Pire, un nouvel aéroport est en construction à plus de trente kilomètres de la Ville et une « ville nouvelle » est en projet avancé pour abriter, d’une part, les dortoirs des employés de la ville qui feront donc le trajet, et, d’autre part, les villas des plus riches, notamment ceux de Phnom Penh pour qui « ça fait bien » d’avoir un pied-à-terre du côté d’Angkor, même inhabité !
Le tout est financé par la Banque Asiatique de Développement qui, en période de pandémie, ne sait plus quoi faire de ses sous et qui prête à trente ans à bon taux. Et il faut le reconnaître tout est remarquablement coordonné et mené bon train… L’argent est là, le matériel flambant neuf aussi.
La rénovation à bon dos. Le budget est sans limite ? Les générations futures rembourseront !
En fait, à Siem Reap, les perspectives 2022 sont bonnes. A terme …

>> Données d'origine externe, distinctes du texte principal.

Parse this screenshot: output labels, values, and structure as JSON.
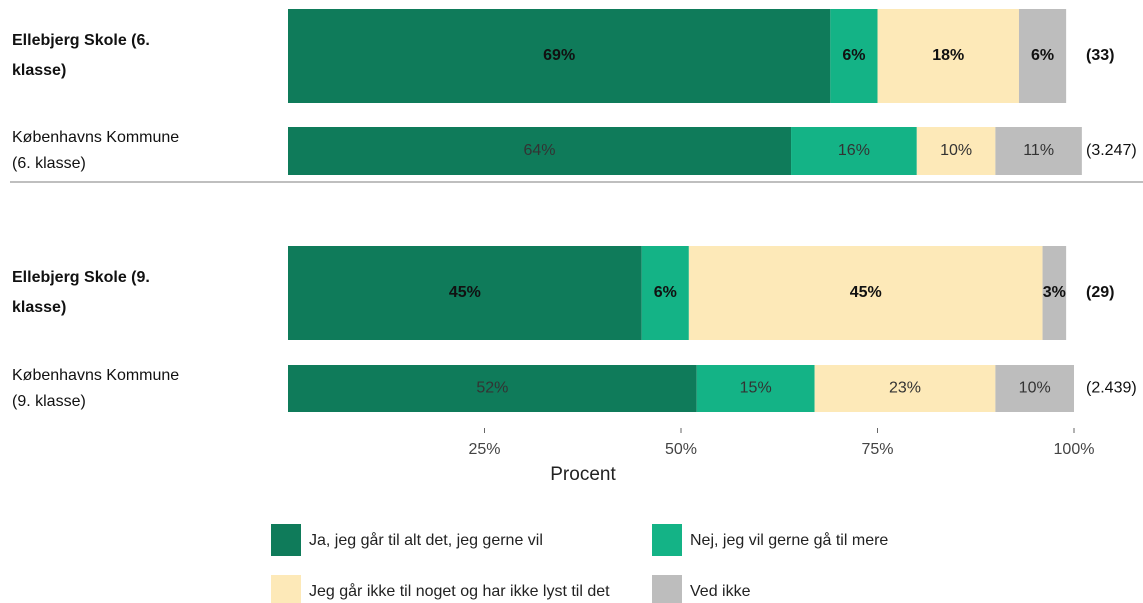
{
  "chart_data": {
    "type": "stacked_barh",
    "categories": [
      "Ellebjerg Skole (6. klasse)",
      "Københavns Kommune (6. klasse)",
      "Ellebjerg Skole (9. klasse)",
      "Københavns Kommune (9. klasse)"
    ],
    "bold": [
      true,
      false,
      true,
      false
    ],
    "n_labels": [
      "(33)",
      "(3.247)",
      "(29)",
      "(2.439)"
    ],
    "series": [
      {
        "name": "Ja, jeg går til alt det, jeg gerne vil",
        "color": "#0f7b5a",
        "values": [
          69,
          64,
          45,
          52
        ],
        "value_labels": [
          "69%",
          "64%",
          "45%",
          "52%"
        ]
      },
      {
        "name": "Nej, jeg vil gerne gå til mere",
        "color": "#14b386",
        "values": [
          6,
          16,
          6,
          15
        ],
        "value_labels": [
          "6%",
          "16%",
          "6%",
          "15%"
        ]
      },
      {
        "name": "Jeg går ikke til noget og har ikke lyst til det",
        "color": "#fde9b8",
        "values": [
          18,
          10,
          45,
          23
        ],
        "value_labels": [
          "18%",
          "10%",
          "45%",
          "23%"
        ]
      },
      {
        "name": "Ved ikke",
        "color": "#bdbdbd",
        "values": [
          6,
          11,
          3,
          10
        ],
        "value_labels": [
          "6%",
          "11%",
          "3%",
          "10%"
        ]
      }
    ],
    "xlim": [
      0,
      100
    ],
    "xticks": [
      {
        "value": 25,
        "label": "25%"
      },
      {
        "value": 50,
        "label": "50%"
      },
      {
        "value": 75,
        "label": "75%"
      },
      {
        "value": 100,
        "label": "100%"
      }
    ],
    "xlabel": "Procent"
  }
}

Dans un an, le bitume aura recouvert toutes les nouvelles rues. Des voies à sens unique faciliteront la circulation. Avec des trottoirs ? Des passages pour les handicapés ? Des touristes du monde entier reviendront progressivement visiter les temples dans de nouveaux hotels cossus. Les guesthouses embaucheront à nouveau. La nouvelle ville sera belle. La rivière, actuellement curée et ses rives légérement redessinées sera enfin nettoyée (l’eau peut-être un jour, les égoûts ?), avec des pédallos ? Les ponts seront dédoublés et repeints tout neuf. Une nouvelle vie s’installera et on oubliera les faillites et les morts. On oubliera que les milliers d’enfants ont pleuré devant des écoles fermées et on oubliera qu’on a eu faim pendant des mois…
C’est le Cambodge éternel et résilient. Et c’est bien. On prépare l’avenir.